In an effort to rank, in the order of importance, the ten major environmental issues facing the Great Lakes, the staff at the GLRC asked 28 stakeholders in the Great Lakes basin to rank the major issues affecting the Great Lakes. The Environment Report then sent out a team of reporters throughout the region to explore these issues in-depth. The result of their efforts will be broadcast on public radio stations beginning on October 10th, 2005. This series is made possible in part by the Joyce Foundation and the Healing Our Waters Campaign .

Invasive Species
1) Invasive species

Invasive species are organisms that are found in ecosystems from which they did not originate. Many of them often out-compete, eat, or otherwise harm other native organisms (see disappearing native species).

Nonpoint source pollution
2) Nonpoint source pollution

Nonpoint source pollution is created when water from rain or melting snow carries pollutants as runoff into waterways and groundwater. The pollution is usually a mix of chemicals, including those coming from agricultural and urban sources.

Shoreline development/Wetlands
3) Shoreline development/wetlands

Wetlands are often called the kidneys of the earth because they filter and extract pollutants from the water that passes through them. They also alleviate flooding and control erosion. Development of wetlands disrupts this whole system, and replacement wetlands don't work as well.

Shoreline development/Wetlands
4) Cargo ship channels

The Great Lakes are linked to the world's ports through a system of channels, locks and dams stretching from Duluth, MN to the Gulf of St. Lawrence, a 2,340 mile journey. The system is a big source of environmental damage in the Lakes.

Point source pollution
5) Point source pollution

Point source pollution comes directly from an identifiable source, like a wastewater discharge pipe from a factory. Much of the time, there are regulations on discharge that goes directly into lakes and rivers, but sometimes, harmful chemicals can still accumulate or are accidentally spilled.
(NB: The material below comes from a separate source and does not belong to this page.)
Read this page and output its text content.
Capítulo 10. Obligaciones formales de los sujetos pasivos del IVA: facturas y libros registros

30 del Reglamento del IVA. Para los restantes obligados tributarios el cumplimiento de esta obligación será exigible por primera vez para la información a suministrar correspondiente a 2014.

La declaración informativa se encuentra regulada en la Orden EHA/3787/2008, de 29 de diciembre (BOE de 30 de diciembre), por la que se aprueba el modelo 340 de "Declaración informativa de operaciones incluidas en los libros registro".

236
Disappearing native species
6) Disappearing native species

Species that are indigenous to the region are disappearing due to habitat loss and competition from invasive species, causing biodiversity to decline. When biodiversity declines, the entire ecosystem can be thrown off balance causing disruptions that have yet to be fully understood.

Pollution hot spots
7) Pollution hot spots

In this day and age, just about everything has been touched by pollution. However, there are certain areas that have extraordinarily high concentrations of things like PCBs, and heavy metals. Such high concentrations of pollutants can cause problems for generations to come.

Air pollution deposition
8) Air pollution deposition

Air pollution deposition comes from various sources, including smokestacks, fires, pesticides, and automobile emissions. Chemicals and compounds that are sent into the air from these sources fall back down to earth directly or via precipitation.

Polluted beaches
9) Polluted beaches

Going to the beach is a popular pastime for many, but polluted beaches can affect both human and ecosystem health. Oftentimes, the pollution comes from wastewater drains when heavy rains overwhelm sewer systems and wastewater treatment plants.

Water withdrawals
10) Water withdrawals

The demand for fresh water is high, and the Great Lakes are a tempting and ready source. Many people and organizations outside the Great Lakes basin are seeking to make withdrawals from the Lakes, but some worry the ecosystem can't handle it.